Aroz con Pollo
Growing up in Miami, it seemed like every time I spent any time with any of my Cuban friends, I would end up eating Aroz Con Pollo. Each mom prided herself on cooking the dish just like their Abuela made back in Cuba. All of them were delightful. I have recently reminded myself of how much I LOVE Cuban food, do I thought I would take a shot at making this delightful. The only non-Cuban that I know who has made this dish correctly, is my Sister-in-Law, Sharon.
Here we go..
1/4 cup olive oil
12 bone-in, skin-on chicken pieces (6 drumsticks and 6 thighs*)
Kosher salt and freshly ground black pepper
1 large onion, chopped
1 red bell pepper, chopped
4 cloves garlic, minced
1 teaspoon smoked paprika
1/2 teaspoon ground cumin
1/2 teaspoon saffron threads
1-2 bay leaves
1/2 tsp of Bijol or 1 packet of Sazon Con Arzfran
1 cup diced tomato fresh or stewed (canned but drained)
2 cups chicken stock
One 12-ounce bottle lager beer
2 cups arborio rice
1 cup frozen peas, thawed
1 roasted red peppers sliced thin
- Preheat the oven to 350 degrees F.
- Heat the olive oil in a large Dutch oven over medium-high heat. Sprinkle the chicken with salt and pepper. Cook chicken in shifts of 3-4 pieces for 7 to 8 minutes until all have been cooked and browned. Repeat with the remaining drumsticks and thighs.Remove the chicken pieces with a slotted spoon and set aside.

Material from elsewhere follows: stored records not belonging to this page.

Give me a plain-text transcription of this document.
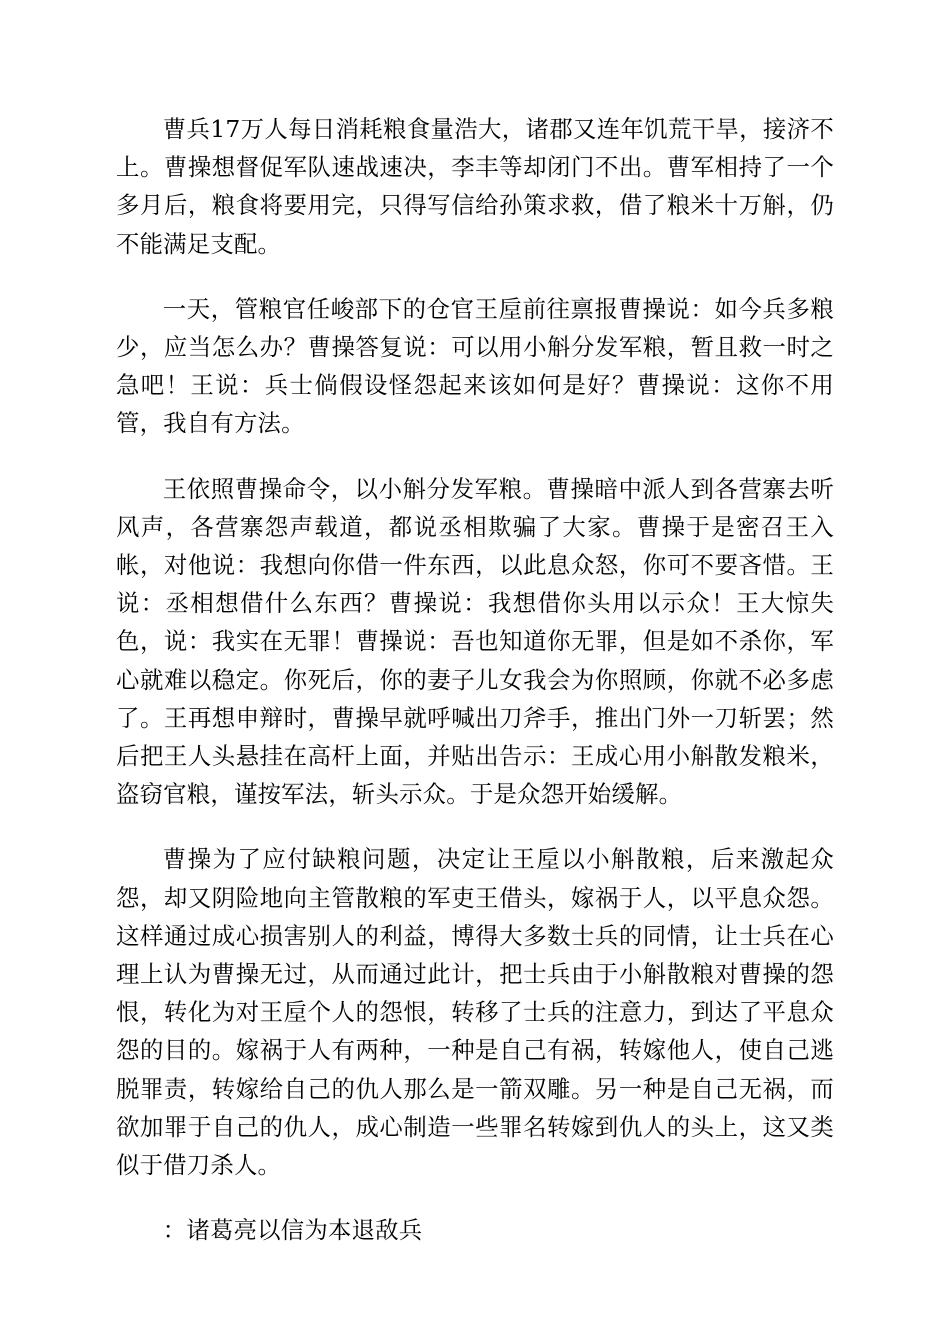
曹兵17万人每日消耗粮食量浩大，诸郡又连年饥荒干旱，接济不上。曹操想督促军队速战速决，李丰等却闭门不出。曹军相持了一个多月后，粮食将要用完，只得写信给孙策求救，借了粮米十万斛，仍不能满足支配。

一天，管粮官任峻部下的仓官王垕前往禀报曹操说：如今兵多粮少，应当怎么办？曹操答复说：可以用小斛分发军粮，暂且救一时之急吧！王说：兵士倘假设怪怨起来该如何是好？曹操说：这你不用管，我自有方法。

王依照曹操命令，以小斛分发军粮。曹操暗中派人到各营寨去听风声，各营寨怨声载道，都说丞相欺骗了大家。曹操于是密召王入帐，对他说：我想向你借一件东西，以此息众怒，你可不要吝惜。王说：丞相想借什么东西？曹操说：我想借你头用以示众！王大惊失色，说：我实在无罪！曹操说：吾也知道你无罪，但是如不杀你，军心就难以稳定。你死后，你的妻子儿女我会为你照顾，你就不必多虑了。王再想申辩时，曹操早就呼喊出刀斧手，推出门外一刀斩罢；然后把王人头悬挂在高杆上面，并贴出告示：王成心用小斛散发粮米，盗窃官粮，谨按军法，斩头示众。于是众怨开始缓解。

曹操为了应付缺粮问题，决定让王垕以小斛散粮，后来激起众怨，却又阴险地向主管散粮的军吏王借头，嫁祸于人，以平息众怨。这样通过成心损害别人的利益，博得大多数士兵的同情，让士兵在心理上认为曹操无过，从而通过此计，把士兵由于小斛散粮对曹操的怨恨，转化为对王垕个人的怨恨，转移了士兵的注意力，到达了平息众怨的目的。嫁祸于人有两种，一种是自己有祸，转嫁他人，使自己逃脱罪责，转嫁给自己的仇人那么是一箭双雕。另一种是自己无祸，而欲加罪于自己的仇人，成心制造一些罪名转嫁到仇人的头上，这又类似于借刀杀人。

：诸葛亮以信为本退敌兵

- Add the onions and peppers to the pot with the chicken juices and cook until the onions are translucent, 2 to 3 minutes.
- Add the garlic and saute for about 1 minute. Add the paprika, cumin, saffron and bay leaves, stirring until incorporated.
- Add the diced tomatoes, chicken broth, beer, rice and 1 teaspoon salt; mix well. Bring to a boil, then lower to a simmer.
- Return the chicken pieces to the pot, cover, and transfer to the oven for 20 minutes.
- Remove the pot from the oven, add the peas and pimientos, then cover and return to the oven until the rice is completely tender, another 5 to 10 minutes.
* You can use boneless skinless breasts if you like but the tradition is for cut up fryer with skin and bones. If you prefer boneless skinless breasts be sure to marinade them in Mojo Corillio, a Cuban citrus based marinade. You can do that for the dark meat parts too ..just adds flavor.